Said to have originated as a cheap fast food for the mill workers of Mumbai in the mid-nineteenth century, this simply translates as ‘bread’ (pav , a soft white roll) and ‘mashed vegetables’ (bhaji ). However, the generous quantity of butter, along with the exquisite spice blend, elevates this dish beyond the humble. The spice blend makes double the quantity needed for the recipe; store it in an airtight container for 3–4 weeks and use in place of garam masala.
Make the spice blend by placing all the ingredients except the amchur powder in a dry frying pan. Set over a medium heat and toast for a minute or two, until a deep, toasty aroma rises from the pan. Tip into a spice mill or pestle and mortar and grind to a powder, then transfer to a bowl and stir through the amchur powder while the spices are still warm. Set aside.

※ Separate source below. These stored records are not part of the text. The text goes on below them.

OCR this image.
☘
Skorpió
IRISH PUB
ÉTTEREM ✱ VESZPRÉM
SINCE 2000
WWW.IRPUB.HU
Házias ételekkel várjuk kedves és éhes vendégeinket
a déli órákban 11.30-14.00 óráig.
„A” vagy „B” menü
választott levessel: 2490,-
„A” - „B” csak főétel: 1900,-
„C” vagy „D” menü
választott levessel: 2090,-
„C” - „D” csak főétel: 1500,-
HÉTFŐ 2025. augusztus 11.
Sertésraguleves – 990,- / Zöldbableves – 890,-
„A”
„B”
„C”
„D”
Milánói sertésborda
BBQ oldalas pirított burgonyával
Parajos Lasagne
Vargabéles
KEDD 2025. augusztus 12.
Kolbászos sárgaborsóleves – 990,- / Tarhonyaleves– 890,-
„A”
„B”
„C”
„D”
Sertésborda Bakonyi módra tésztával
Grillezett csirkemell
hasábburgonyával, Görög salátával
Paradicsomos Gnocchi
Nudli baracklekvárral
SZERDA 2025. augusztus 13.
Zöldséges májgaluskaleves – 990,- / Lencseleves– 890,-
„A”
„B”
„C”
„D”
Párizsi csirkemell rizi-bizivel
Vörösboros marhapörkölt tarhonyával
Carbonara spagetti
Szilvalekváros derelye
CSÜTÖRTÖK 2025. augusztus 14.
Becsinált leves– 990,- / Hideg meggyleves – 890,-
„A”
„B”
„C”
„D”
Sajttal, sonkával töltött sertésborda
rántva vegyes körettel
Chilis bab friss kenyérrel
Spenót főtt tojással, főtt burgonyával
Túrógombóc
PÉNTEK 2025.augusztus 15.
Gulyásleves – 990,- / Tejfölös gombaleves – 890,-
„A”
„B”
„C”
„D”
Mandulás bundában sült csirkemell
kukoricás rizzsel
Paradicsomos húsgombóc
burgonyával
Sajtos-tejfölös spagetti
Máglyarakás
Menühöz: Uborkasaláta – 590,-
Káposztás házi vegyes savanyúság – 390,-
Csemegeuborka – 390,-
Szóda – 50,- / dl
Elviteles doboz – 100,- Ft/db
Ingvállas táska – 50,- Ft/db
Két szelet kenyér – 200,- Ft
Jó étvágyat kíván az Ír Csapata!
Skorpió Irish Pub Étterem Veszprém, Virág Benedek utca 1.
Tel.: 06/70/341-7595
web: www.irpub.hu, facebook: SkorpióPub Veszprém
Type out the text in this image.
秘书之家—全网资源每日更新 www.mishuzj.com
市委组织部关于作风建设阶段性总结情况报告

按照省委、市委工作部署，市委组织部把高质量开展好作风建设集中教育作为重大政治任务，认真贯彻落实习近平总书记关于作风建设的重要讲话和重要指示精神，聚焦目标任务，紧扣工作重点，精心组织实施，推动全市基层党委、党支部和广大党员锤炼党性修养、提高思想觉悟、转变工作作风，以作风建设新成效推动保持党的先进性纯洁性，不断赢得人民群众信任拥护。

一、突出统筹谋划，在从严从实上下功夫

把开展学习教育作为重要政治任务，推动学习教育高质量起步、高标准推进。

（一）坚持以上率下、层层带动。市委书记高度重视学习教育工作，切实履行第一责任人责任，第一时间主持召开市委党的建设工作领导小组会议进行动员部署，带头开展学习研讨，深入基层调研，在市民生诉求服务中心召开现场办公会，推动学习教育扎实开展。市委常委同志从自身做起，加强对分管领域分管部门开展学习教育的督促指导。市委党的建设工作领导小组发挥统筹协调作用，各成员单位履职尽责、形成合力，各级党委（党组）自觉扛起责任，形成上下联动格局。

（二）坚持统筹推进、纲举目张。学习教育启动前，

Add the potato and squash cubes to a saucepan and cover generously with boiling water. Set over a high heat, bring back to the boil and cook until tender, around 15 minutes. Drain well and set aside.
Place the cumin seeds in a saucepan and set over a medium heat to toast for a minute. Once you can smell their aroma wafting up from the pan, add the butter and allow it to sizzle and melt before tipping in the chopped red onion and stirring regularly for 10 minutes. Stir through the chilli, ginger and garlic and fry for a further 5 minutes before adding the tomatoes and 3 tablespoons pav masala spice mix. Fry for another 5 minutes until thick and fragrant, then add the cooked potato and squash along with 350ml water. Simmer steadily for 20 minutes until thick and rich, mashing with a potato masher as it cooks. Season to taste with salt.
Heat a large frying pan until hot and toast the rolls, butter side down, until crisp. Spoon the bhaji into bowls, scatter over the red onion slices and coriander and serve with a wedge of lemon to squeeze over and a roll to dunk in and scoop it up.